Kalau saya tidak jualan gimana saya dan nenek yg lg sakit dirmh makan, kakek udah 2 bulan gak jualan karna sakit stroke ringan ," tulis Novi menirukan ucapan kakek tersebut. Novi menjelaskan, sebenarnya sang kakek sudah berusaha mencari orang lain untuk melanjutkan usahanya. Sayangnya, meski sang kakek sudah menawarkan gaji, tak seorangpun yang mau membantunya.

Ketika dia sakit selama 2 bulan gak ada yg mau disuruh tuk jualan Martabaknya walau pun digaji, jd mau gak mau dlm keadaan kakek yg seperti ini harus berjualan untuk menyambung hidup sama nenek ," tulisnya. Saat dikonfirmasi, Novi mengatakan kakek tersebut barnama Muktar berusia 80 tahun. Novi menyebut, Kakek Muktar mulai berjualan pukul 11.00 WIB dan baru pulang setelah dagangannya habis.

Ia mengatakan, kondisi istri Kakek Muktar sudah lumpuh sejak sekira empat tahun yang lalu. Sehingga, kakek Muktar harus tetap berjualan untuk memenuhi kebutuhannya dan untuk berobat istrinya. Menurut Novi, untuk membantu mengurus sang istri, Kakek Muktar meminta bantuan adik dari istrinya.

"Kakek hanya tinggal berdua sama si nenek saja dan untuk saat ini ada adek dari si nenek yang bantu mengurus, digaji Rp 30 ribu." Novi menuturkan, selain untuk memenuhi kebutuhan dan untuk berobat istrinya, penghasilan dari berdagang martabak juga dipakai kakek untuk menggaji orang yang mengurus istrinya.
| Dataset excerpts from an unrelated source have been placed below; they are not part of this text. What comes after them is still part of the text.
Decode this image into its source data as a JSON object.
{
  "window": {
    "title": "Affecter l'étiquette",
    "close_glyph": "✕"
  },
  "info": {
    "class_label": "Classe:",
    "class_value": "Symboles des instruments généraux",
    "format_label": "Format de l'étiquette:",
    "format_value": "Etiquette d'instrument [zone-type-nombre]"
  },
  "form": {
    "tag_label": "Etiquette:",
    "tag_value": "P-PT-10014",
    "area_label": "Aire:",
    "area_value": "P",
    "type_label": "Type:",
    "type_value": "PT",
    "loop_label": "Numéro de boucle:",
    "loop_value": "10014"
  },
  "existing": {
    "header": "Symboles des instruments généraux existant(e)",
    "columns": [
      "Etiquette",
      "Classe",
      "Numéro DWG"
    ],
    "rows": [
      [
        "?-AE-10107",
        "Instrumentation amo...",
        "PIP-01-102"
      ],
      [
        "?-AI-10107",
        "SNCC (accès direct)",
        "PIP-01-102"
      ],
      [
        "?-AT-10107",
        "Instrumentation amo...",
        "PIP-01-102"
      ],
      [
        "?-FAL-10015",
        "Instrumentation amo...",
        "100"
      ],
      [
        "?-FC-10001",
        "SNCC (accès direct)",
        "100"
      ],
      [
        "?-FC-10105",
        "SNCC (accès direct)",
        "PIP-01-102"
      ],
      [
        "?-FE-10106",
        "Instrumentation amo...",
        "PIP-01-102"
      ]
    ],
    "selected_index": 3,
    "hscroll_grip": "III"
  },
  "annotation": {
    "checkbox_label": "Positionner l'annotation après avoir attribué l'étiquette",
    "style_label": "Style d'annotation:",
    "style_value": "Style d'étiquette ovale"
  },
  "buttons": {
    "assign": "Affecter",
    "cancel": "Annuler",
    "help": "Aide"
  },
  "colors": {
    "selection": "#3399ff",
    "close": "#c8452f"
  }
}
Ia pun menjelaskan, bahwa kondisi Kakek Muktar sebenarnya sangat lemah.

Bahkan, untuk berjalan saja Kakek Muktar kesulitan hingga sering jatuh dijalan dan ditolong warga sekitar. "Kalau kita lihat dia sudah tidak sanggup tuk berjalan jauh, untuk berjalan sendiri aja dia kesulitan." "Apalagi sambil mendorong gerobaknya, makanya terkadang dia sering jatuh di jalan dan ditolong masyarakat," ujar Novi.

Novi mengatakan, pada Kamis (27/8/2020) malam dirinya sempat mengujungi kediaman Kakek Muktar. Di sana ia melihat kondisi istri Kakek Muktar serta memerikan sembako untuk kakek dan istrinya. Menurut perempuan berusia 34 tahun itu, saat dirinya berkunjung ke rumah kakek sudah ada beberapa orang yang datang untuk memberikan bantuan.

"Saya tanya apakah sudah dapat bantuan, nenek jawab ada datang orang orang memberi ke kakek." ujarnya. Dari kisah Kakek Muktar, Novi berharap, banyak orang yang bisa mengambil pelajaran, bahwa hidup harus diperjuangan. "Lihat dari gambaran kakek yang walau dalam keadaan setua renta itu, ia tetap mau berjualan tuk mencari rezeki demi istrinya di rumah tanpa meminta belas kasihan dari orang," tandasnya.